EBウイルス感染との関連が示唆された食道多発潰瘍の2例

演者 末盛 浩一郎(愛媛大附属病院・1内科)
共同演者 村上 雄一(愛媛大附属病院・1内科), 高田 清式(愛媛大附属病院・臨床研修センター), 池田 宜央(愛媛大附属病院・光学医療診療部), 安川 正貴(愛媛大附属病院・1内科)

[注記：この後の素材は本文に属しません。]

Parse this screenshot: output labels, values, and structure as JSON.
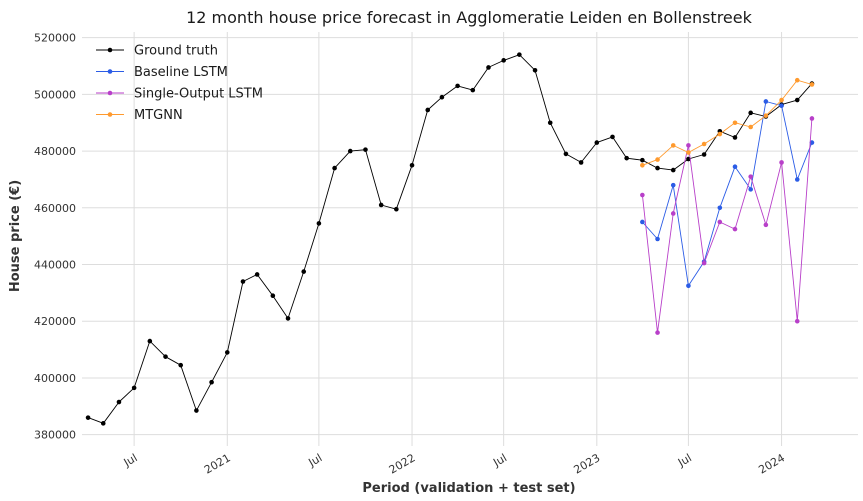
{
  "chart_data": {
    "type": "line",
    "title": "12 month house price forecast in Agglomeratie Leiden en Bollenstreek",
    "xlabel": "Period (validation + test set)",
    "ylabel": "House price (€)",
    "ylim": [
      376000,
      522000
    ],
    "xlim": [
      "2020-03-20",
      "2024-05-31"
    ],
    "grid": true,
    "legend_position": "top-left",
    "y_ticks": [
      380000,
      400000,
      420000,
      440000,
      460000,
      480000,
      500000,
      520000
    ],
    "y_tick_labels": [
      "380000",
      "400000",
      "420000",
      "440000",
      "460000",
      "480000",
      "500000",
      "520000"
    ],
    "x_ticks": [
      {
        "date": "2020-07-01",
        "label": "Jul"
      },
      {
        "date": "2021-01-01",
        "label": "2021"
      },
      {
        "date": "2021-07-01",
        "label": "Jul"
      },
      {
        "date": "2022-01-01",
        "label": "2022"
      },
      {
        "date": "2022-07-01",
        "label": "Jul"
      },
      {
        "date": "2023-01-01",
        "label": "2023"
      },
      {
        "date": "2023-07-01",
        "label": "Jul"
      },
      {
        "date": "2024-01-01",
        "label": "2024"
      }
    ],
    "series": [
      {
        "name": "Ground truth",
        "color": "#000000",
        "x": [
          "2020-04-01",
          "2020-05-01",
          "2020-06-01",
          "2020-07-01",
          "2020-08-01",
          "2020-09-01",
          "2020-10-01",
          "2020-11-01",
          "2020-12-01",
          "2021-01-01",
          "2021-02-01",
          "2021-03-01",
          "2021-04-01",
          "2021-05-01",
          "2021-06-01",
          "2021-07-01",
          "2021-08-01",
          "2021-09-01",
          "2021-10-01",
          "2021-11-01",
          "2021-12-01",
          "2022-01-01",
          "2022-02-01",
          "2022-03-01",
          "2022-04-01",
          "2022-05-01",
          "2022-06-01",
          "2022-07-01",
          "2022-08-01",
          "2022-09-01",
          "2022-10-01",
          "2022-11-01",
          "2022-12-01",
          "2023-01-01",
          "2023-02-01",
          "2023-03-01",
          "2023-04-01",
          "2023-05-01",
          "2023-06-01",
          "2023-07-01",
          "2023-08-01",
          "2023-09-01",
          "2023-10-01",
          "2023-11-01",
          "2023-12-01",
          "2024-01-01",
          "2024-02-01",
          "2024-03-01"
        ],
        "values": [
          386000,
          384000,
          391500,
          396500,
          413000,
          407500,
          404500,
          388500,
          398500,
          409000,
          434000,
          436500,
          429000,
          421000,
          437500,
          454500,
          474000,
          480000,
          480500,
          461000,
          459500,
          475000,
          494500,
          499000,
          503000,
          501500,
          509500,
          512000,
          514000,
          508500,
          490000,
          479000,
          476000,
          483000,
          485000,
          477500,
          476800,
          474000,
          473300,
          477200,
          478800,
          487000,
          484800,
          493500,
          492200,
          496400,
          498000,
          503800
        ]
      },
      {
        "name": "Baseline LSTM",
        "color": "#2b5ce6",
        "x": [
          "2023-04-01",
          "2023-05-01",
          "2023-06-01",
          "2023-07-01",
          "2023-08-01",
          "2023-09-01",
          "2023-10-01",
          "2023-11-01",
          "2023-12-01",
          "2024-01-01",
          "2024-02-01",
          "2024-03-01"
        ],
        "values": [
          455000,
          449000,
          468000,
          432500,
          441000,
          460000,
          474500,
          466500,
          497500,
          496000,
          470000,
          483000
        ]
      },
      {
        "name": "Single-Output LSTM",
        "color": "#b83fc9",
        "x": [
          "2023-04-01",
          "2023-05-01",
          "2023-06-01",
          "2023-07-01",
          "2023-08-01",
          "2023-09-01",
          "2023-10-01",
          "2023-11-01",
          "2023-12-01",
          "2024-01-01",
          "2024-02-01",
          "2024-03-01"
        ],
        "values": [
          464500,
          416000,
          458000,
          482000,
          440500,
          455000,
          452500,
          471000,
          454000,
          476000,
          420000,
          491500
        ]
      },
      {
        "name": "MTGNN",
        "color": "#ff9a2e",
        "x": [
          "2023-04-01",
          "2023-05-01",
          "2023-06-01",
          "2023-07-01",
          "2023-08-01",
          "2023-09-01",
          "2023-10-01",
          "2023-11-01",
          "2023-12-01",
          "2024-01-01",
          "2024-02-01",
          "2024-03-01"
        ],
        "values": [
          475000,
          477000,
          482000,
          479500,
          482500,
          486000,
          490000,
          488500,
          492500,
          498000,
          505000,
          503500
        ]
      }
    ]
  }
}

抄録 【症例1】70歳,男性.喉の違和感,食欲不振,繰り返す口内炎を主訴に来院.上部消化管内視鏡検査(EGD)で,咽頭部から食道下部にかけて白苔を伴う類円形潰瘍が多発していた.生検結果でEBウイルス感染を伴うリンパ腫細胞が示唆されたが,自然経過で病変は改善した.その後の全身精査でHIV感染症が判明し,ART療法導入後は再燃していない.【症例2】58歳,女性.発熱,咽頭痛,口腔内多発潰瘍,皮疹を主訴に来院.サルコイドーシスの病歴があり,他院でプレドニゾロン(PSL) 30mg/dayで加療されていたが,PSL漸減に伴い症状再燃し当院紹介.EGDで食道全体に浅い円形潰瘍が散在していた.来院時の臨床症状悪化に伴いステロイドパルス療法が施行され一時的に臨床症状は改善したが,フォローアップのEGDで食道全体に打ち抜き様の類円形潰瘍が多発していた.生検の結果,サイトメガロウイルスおよびEBウイルス感染を伴うリンパ球が染色された.その後,頚部リンパ節腫脹が出現し,生検の結果,節外性NK/T細胞リンパ腫と診断されたが,PSL漸減に伴い食道病変は改善した.【まとめ】2症例とも食道全体に類円形潰瘍が多発し,その背景としてHIV感染症,サルコイドーシス,ステロイド投与による免疫不全が存在していた.免疫不全に伴うEBウイルス再活性化が,リンパ増殖性疾患の発症および食道病変の形成に関与したと思われた.【結語】食道多発潰瘍病変は免疫不全状態の患者でしばしば見られ,その原因として主にサイトメガロウイルス,単純ヘルペスなどが知られている.原因不明や特発性とされてきた食道多発潰瘍病変の中にEBウイルス感染が関与している可能性があり,鑑別に加える必要があると思われ報告する.